The process of filtering down attachments and files could drastically slow down your SDLC. It requires you to export .CSV files containing the attachments’ and files’ metadata. Then, create a .CSV file with the metadata of each attachment or file (i.e., Name, File Location, etc.) and mass upload.
Files, which are common to Lightning, need to be handled differently within Salesforce. When uploading Salesforce Files, ensure you include "ContentDocumentLink" and "ContentVersion" where appropriate.
3. Anonymizing Data
Since sandbox data is often a subset of production data, it’s likely to contain confidential information that could be accessed by several people, even during building, testing, and training stages. Unauthorized access to personal data by employees, vendors, or contractors is a massive liability that many teams overlook when testing with real data. Sandbox anonymization is a way to make secure data unreadable, replace it with mock data, or convert it to an empty data set.
Unfortunately, manually anonymizing your data could be time-consuming. First, you would have to export the .CSV files that contain all of the data you’re going to anonymize. Then, you would manually anonymize the data within the .CSV files. Finally, you would have to mass update each .CSV file through Data Loader or create your own script to do it for you. Anonymization would have to be redone again after each sandbox refresh.
4. Comparing Configurations
Consistent data allows for faster development by preventing errors from slipping from Developer or Developer Pro sandboxes into the next environment used during the SDLC. It’s best practice to always compare your origin and destination environments both before and after each release.
However, this presents a significant challenge.
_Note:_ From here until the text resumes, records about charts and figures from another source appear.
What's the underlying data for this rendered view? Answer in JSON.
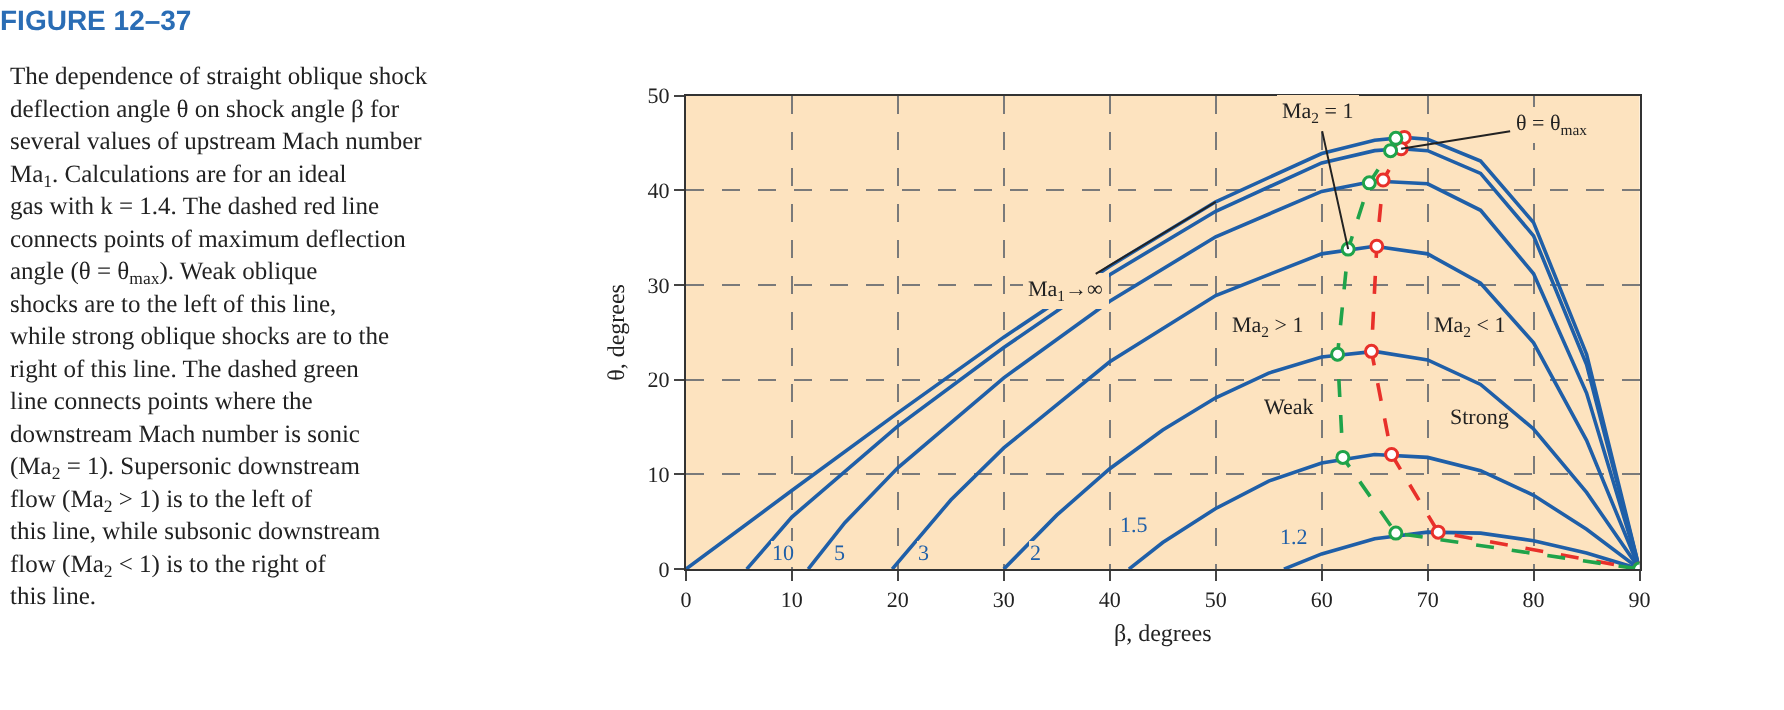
{
  "chart_data": {
    "type": "line",
    "title": "FIGURE 12–37",
    "xlabel": "β, degrees",
    "ylabel": "θ, degrees",
    "xlim": [
      0,
      90
    ],
    "ylim": [
      0,
      50
    ],
    "xticks": [
      0,
      10,
      20,
      30,
      40,
      50,
      60,
      70,
      80,
      90
    ],
    "yticks": [
      0,
      10,
      20,
      30,
      40,
      50
    ],
    "grid": true,
    "legend": false,
    "marker": "none",
    "line_style": "solid",
    "series": [
      {
        "color": "#1f5fa8",
        "x": [
          0,
          10,
          20,
          30,
          40,
          50,
          60,
          65,
          67.8,
          70,
          75,
          80,
          85,
          90
        ],
        "values": [
          0,
          8.3,
          16.5,
          24.5,
          32.0,
          38.8,
          43.9,
          45.3,
          45.6,
          45.4,
          43.1,
          36.6,
          22.7,
          0
        ]
      },
      {
        "name": "10",
        "color": "#1f5fa8",
        "x": [
          5.74,
          10,
          20,
          30,
          40,
          50,
          60,
          65,
          67.5,
          70,
          75,
          80,
          85,
          90
        ],
        "values": [
          0,
          5.5,
          15.1,
          23.4,
          31.1,
          37.8,
          42.9,
          44.2,
          44.4,
          44.2,
          41.8,
          35.2,
          21.6,
          0
        ]
      },
      {
        "name": "5",
        "color": "#1f5fa8",
        "x": [
          11.54,
          15,
          20,
          30,
          40,
          50,
          60,
          65,
          70,
          75,
          80,
          85,
          90
        ],
        "values": [
          0,
          4.9,
          10.7,
          20.2,
          28.3,
          35.1,
          39.9,
          41.0,
          40.7,
          37.9,
          31.2,
          18.6,
          0
        ]
      },
      {
        "name": "3",
        "color": "#1f5fa8",
        "x": [
          19.47,
          25,
          30,
          40,
          50,
          60,
          65,
          70,
          75,
          80,
          85,
          90
        ],
        "values": [
          0,
          7.3,
          12.8,
          21.9,
          28.9,
          33.3,
          34.1,
          33.3,
          30.2,
          23.9,
          13.6,
          0
        ]
      },
      {
        "name": "2",
        "color": "#1f5fa8",
        "x": [
          30,
          35,
          40,
          45,
          50,
          55,
          60,
          65,
          70,
          75,
          80,
          85,
          90
        ],
        "values": [
          0,
          5.7,
          10.6,
          14.7,
          18.1,
          20.7,
          22.4,
          23.0,
          22.1,
          19.5,
          14.8,
          8.1,
          0
        ]
      },
      {
        "name": "1.5",
        "color": "#1f5fa8",
        "x": [
          41.81,
          45,
          50,
          55,
          60,
          65,
          70,
          75,
          80,
          85,
          90
        ],
        "values": [
          0,
          2.8,
          6.4,
          9.3,
          11.2,
          12.1,
          11.8,
          10.4,
          7.8,
          4.2,
          0
        ]
      },
      {
        "name": "1.2",
        "color": "#1f5fa8",
        "x": [
          56.44,
          60,
          65,
          70,
          75,
          80,
          85,
          90
        ],
        "values": [
          0,
          1.6,
          3.2,
          3.9,
          3.8,
          3.0,
          1.7,
          0
        ]
      },
      {
        "color": "#e8302a",
        "line_style": "dashed",
        "marker": "circle",
        "x": [
          67.8,
          67.5,
          65.8,
          65.2,
          64.7,
          66.6,
          71,
          90
        ],
        "values": [
          45.6,
          44.4,
          41.1,
          34.1,
          23.0,
          12.1,
          3.9,
          0
        ]
      },
      {
        "color": "#1fa34a",
        "line_style": "dashed",
        "marker": "circle",
        "x": [
          67,
          66.5,
          64.5,
          62.5,
          61.5,
          62,
          67,
          90
        ],
        "values": [
          45.5,
          44.2,
          40.8,
          33.8,
          22.7,
          11.8,
          3.8,
          0
        ]
      }
    ],
    "annotations": [
      "The dependence of straight oblique shock deflection angle θ on shock angle β for several values of upstream Mach number Ma$_{1}$. Calculations are for an ideal gas with k = 1.4. The dashed red line connects points of maximum deflection angle (θ = θ$_{max}$). Weak oblique shocks are to the left of this line, while strong oblique shocks are to the right of this line. The dashed green line connects points where the downstream Mach number is sonic (Ma$_{2}$ = 1). Supersonic downstream flow (Ma$_{2}$ > 1) is to the left of this line, while subsonic downstream flow (Ma$_{2}$ < 1) is to the right of this line.",
      {
        "text": "Ma$_{2}$ = 1",
        "x": 62.5,
        "y": 33.8
      },
      {
        "text": "θ = θ$_{max}$",
        "x": 67.5,
        "y": 44.4
      },
      {
        "text": "Ma$_{1}$→∞",
        "x": 50,
        "y": 38.8
      },
      "Ma$_{2}$ > 1",
      "Ma$_{2}$ < 1",
      "Weak",
      "Strong"
    ]
  }
}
Without a tool to compare your data and metadata, the only way to uncover differences before and after deployment is to download and compare large data sets of .CSV files in Excel using V-Lookup and XML metadata files using a third-party comparison tool. A process that’s so painful that most teams don’t even bother.
Luckily, there’s an easier way.
“Our seeding time went from 2-4 weeks to just 24 hours with Enhanced Sandbox Seeding.”
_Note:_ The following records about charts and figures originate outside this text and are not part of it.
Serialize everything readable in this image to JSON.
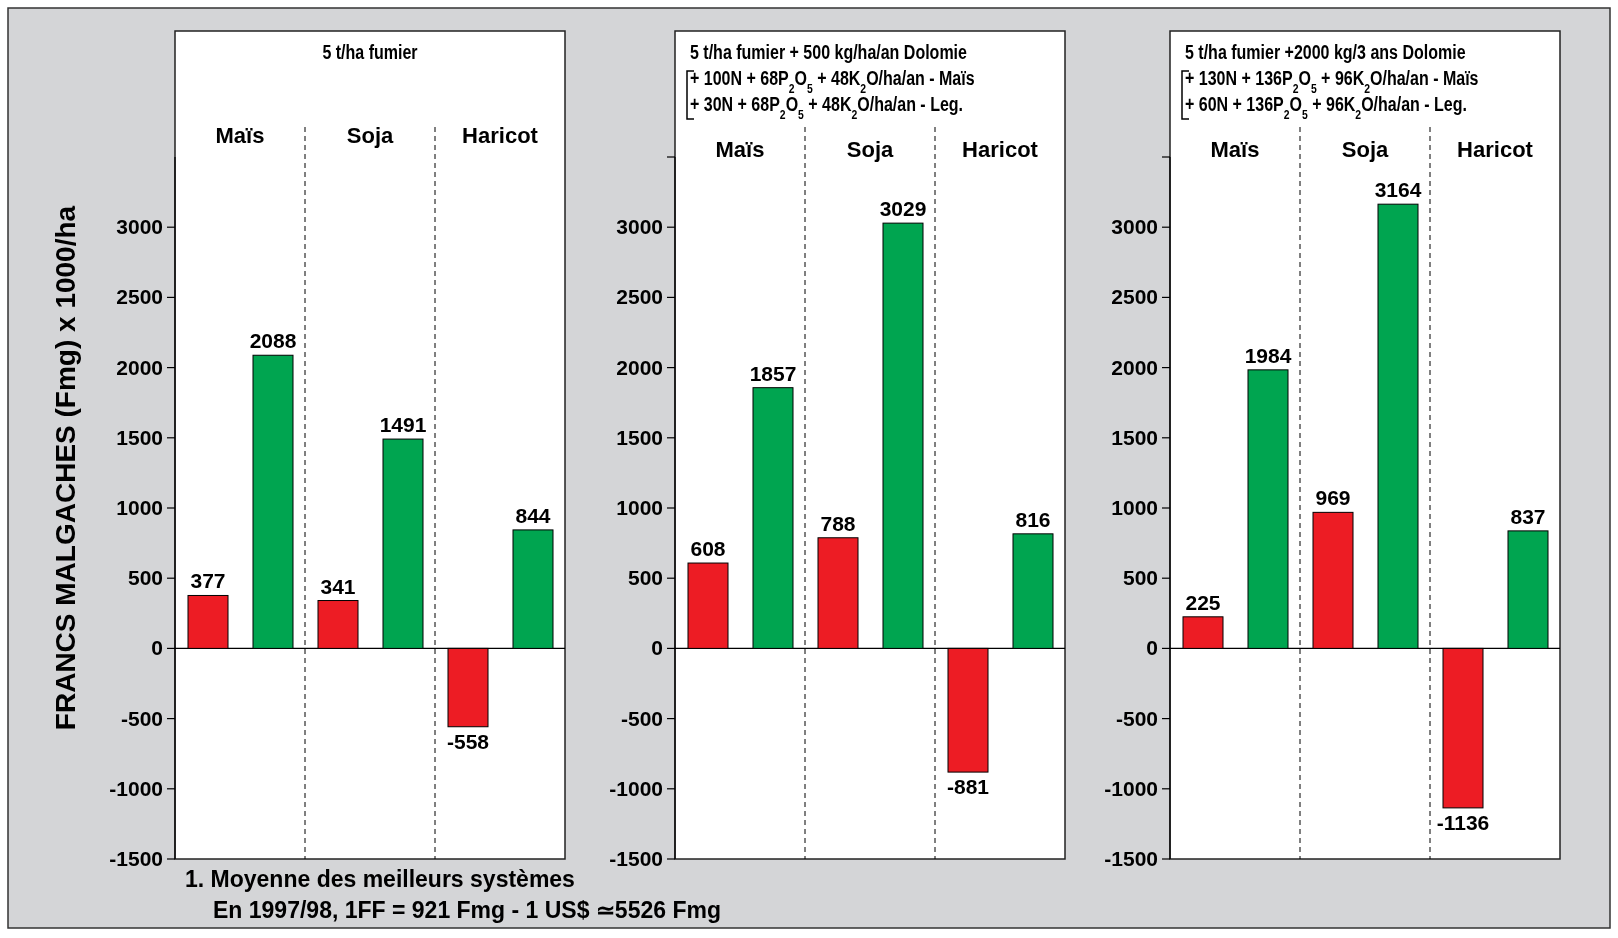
{
  "chart_data": [
    {
      "type": "bar",
      "title": "5 t/ha fumier",
      "ylabel": "FRANCS MALGACHES (Fmg) x 1000/ha",
      "categories": [
        "Maïs",
        "Soja",
        "Haricot"
      ],
      "series": [
        {
          "color": "#ed1c24",
          "values": [
            377,
            341,
            -558
          ]
        },
        {
          "color": "#00a550",
          "values": [
            2088,
            1491,
            844
          ]
        }
      ],
      "ylim": [
        -1500,
        3500
      ],
      "yticks": [
        -1500,
        -1000,
        -500,
        0,
        500,
        1000,
        1500,
        2000,
        2500,
        3000
      ],
      "data_labels": true,
      "annotations": [
        "1. Moyenne des meilleurs systèmes",
        "En 1997/98, 1FF = 921 Fmg - 1 US$ ≃5526 Fmg"
      ]
    },
    {
      "type": "bar",
      "title": "5 t/ha fumier + 500 kg/ha/an Dolomie\n+ 100N + 68P$_{2}$O$_{5}$ + 48K$_{2}$O/ha/an - Maïs\n+ 30N + 68P$_{2}$O$_{5}$ + 48K$_{2}$O/ha/an - Leg.",
      "categories": [
        "Maïs",
        "Soja",
        "Haricot"
      ],
      "series": [
        {
          "color": "#ed1c24",
          "values": [
            608,
            788,
            -881
          ]
        },
        {
          "color": "#00a550",
          "values": [
            1857,
            3029,
            816
          ]
        }
      ],
      "ylim": [
        -1500,
        3500
      ],
      "yticks": [
        -1500,
        -1000,
        -500,
        0,
        500,
        1000,
        1500,
        2000,
        2500,
        3000,
        {
          "value": 3500,
          "label": null
        }
      ],
      "data_labels": true
    },
    {
      "type": "bar",
      "title": "5 t/ha fumier +2000 kg/3 ans Dolomie\n+ 130N + 136P$_{2}$O$_{5}$ + 96K$_{2}$O/ha/an - Maïs\n+ 60N + 136P$_{2}$O$_{5}$ + 96K$_{2}$O/ha/an - Leg.",
      "categories": [
        "Maïs",
        "Soja",
        "Haricot"
      ],
      "series": [
        {
          "color": "#ed1c24",
          "values": [
            225,
            969,
            -1136
          ]
        },
        {
          "color": "#00a550",
          "values": [
            1984,
            3164,
            837
          ]
        }
      ],
      "ylim": [
        -1500,
        3500
      ],
      "yticks": [
        -1500,
        -1000,
        -500,
        0,
        500,
        1000,
        1500,
        2000,
        2500,
        3000,
        {
          "value": 3500,
          "label": null
        }
      ],
      "data_labels": true
    }
  ]
}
-Tarun Bakhru, IT Manager - CRM, AGCO
Enhanced Sandbox Seeding is an intuitive and powerful sandbox seeding solution for organizations that develop on the Salesforce platform. It enables administrators and developers to effortlessly define, finetune and automate the replication of precise subsets of data schemes from production environments or other sandboxes, then quickly seed them to Developer, Developer Pro, or Partial Copy Sandboxes with identical metadata.
Size to Perfection
Our real-time counters help you keep track of the number of records in your data set. Filters then make it easy to refine the ideal data set further and optimize its size. With a single click, OwnBackup produces a report that shows a sample of records defined by your custom parameters.
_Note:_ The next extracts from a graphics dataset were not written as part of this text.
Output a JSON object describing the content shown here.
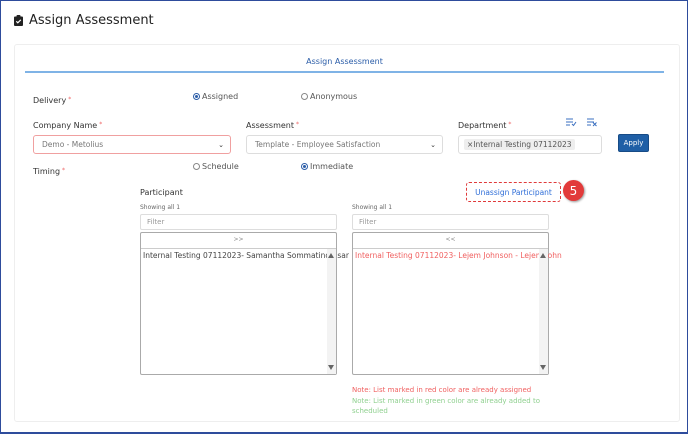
{
  "header": {
    "title": "Assign Assessment",
    "icon": "clipboard-check-icon"
  },
  "tab": {
    "label": "Assign Assessment"
  },
  "delivery": {
    "label": "Delivery",
    "options": [
      {
        "label": "Assigned",
        "checked": true
      },
      {
        "label": "Anonymous",
        "checked": false
      }
    ]
  },
  "company": {
    "label": "Company Name",
    "value": "Demo - Metolius"
  },
  "assessment": {
    "label": "Assessment",
    "value": "Template - Employee Satisfaction"
  },
  "department": {
    "label": "Department",
    "tag_remove": "×",
    "tag": "Internal Testing 07112023",
    "select_all_icon": "list-check-icon",
    "clear_icon": "list-clear-icon"
  },
  "apply_label": "Apply",
  "timing": {
    "label": "Timing",
    "options": [
      {
        "label": "Schedule",
        "checked": false
      },
      {
        "label": "Immediate",
        "checked": true
      }
    ]
  },
  "participant": {
    "label": "Participant",
    "unassign_label": "Unassign Participant",
    "step_badge": "5"
  },
  "left_list": {
    "count": "Showing all 1",
    "filter_placeholder": "Filter",
    "move_label": ">>",
    "items": [
      "Internal Testing 07112023- Samantha Sommatino - sar"
    ]
  },
  "right_list": {
    "count": "Showing all 1",
    "filter_placeholder": "Filter",
    "move_label": "<<",
    "items": [
      "Internal Testing 07112023- Lejem Johnson - Lejem.John"
    ]
  },
  "notes": {
    "red": "Note: List marked in red color are already assigned",
    "green": "Note: List marked in green color are already added to scheduled"
  },
  "colors": {
    "accent": "#1f5fa6",
    "assigned_red": "#f06060",
    "scheduled_green": "#8fd08f",
    "badge": "#e23a3a"
  }
}
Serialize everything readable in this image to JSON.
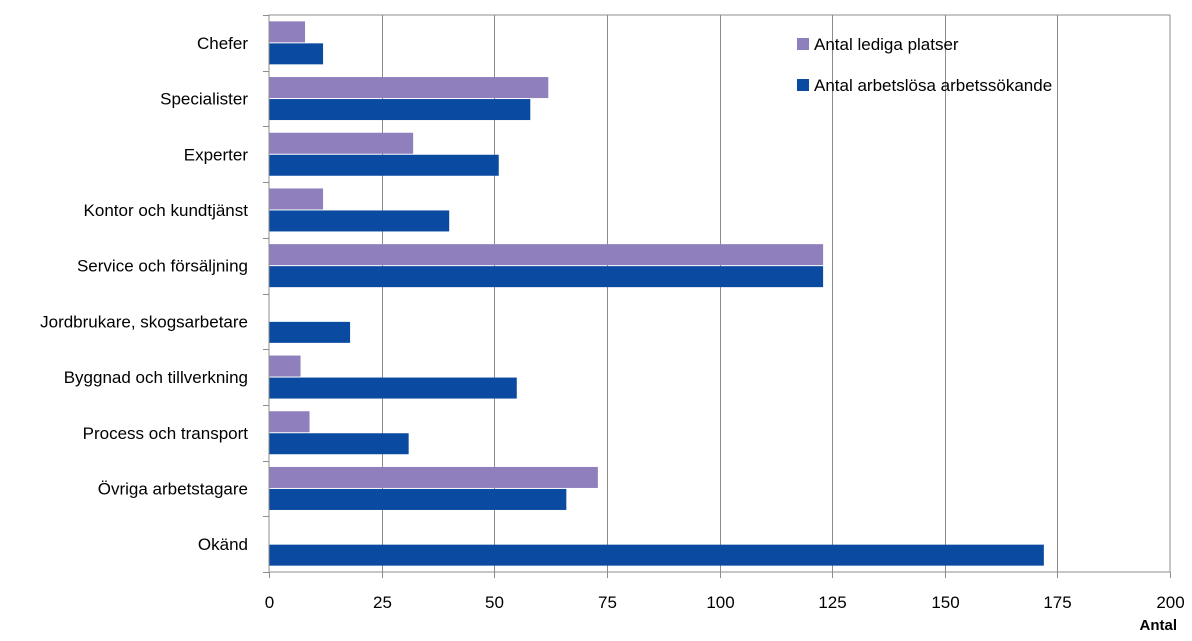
{
  "chart_data": {
    "type": "bar",
    "orientation": "horizontal",
    "categories": [
      "Chefer",
      "Specialister",
      "Experter",
      "Kontor och kundtjänst",
      "Service och försäljning",
      "Jordbrukare, skogsarbetare",
      "Byggnad och tillverkning",
      "Process och transport",
      "Övriga arbetstagare",
      "Okänd"
    ],
    "series": [
      {
        "name": "Antal lediga platser",
        "color": "#8f7fbd",
        "values": [
          8,
          62,
          32,
          12,
          123,
          0,
          7,
          9,
          73,
          0
        ]
      },
      {
        "name": "Antal arbetslösa arbetssökande",
        "color": "#0a4aa0",
        "values": [
          12,
          58,
          51,
          40,
          123,
          18,
          55,
          31,
          66,
          172
        ]
      }
    ],
    "xlim": [
      0,
      200
    ],
    "xticks": [
      0,
      25,
      50,
      75,
      100,
      125,
      150,
      175,
      200
    ],
    "xlabel": "Antal",
    "ylabel": "",
    "grid": "vertical",
    "legend_position": "top-right"
  }
}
Easily Maintain Relationships
With OwnBackup, all you need to do is select one or more root objects, and the system instantly displays options for adding related parent/child objects. You can include any relationships you need—up or down the hierarchy.
Fine-tune Data
We make it effortless to seed sandboxes over and over again. With templates in OwnBackup, you can create and save reusable rules to specify the precise data included in each seeding project. You can also add more records to the sandbox easily with incremental updates.
Protect Sensitive Data
Before seeding data from your production org to its sandbox destination, OwnBackup can apply custom templates to anonymize sensitive information.
See Before You Seed
Finally, OwnBackup helps you avoid failures caused by new validation rules or workflows in production. You can do this by comparing a production backup to a sandbox backup before deployment. You can also disable Salesforce automation to avoid triggering workflows as needed.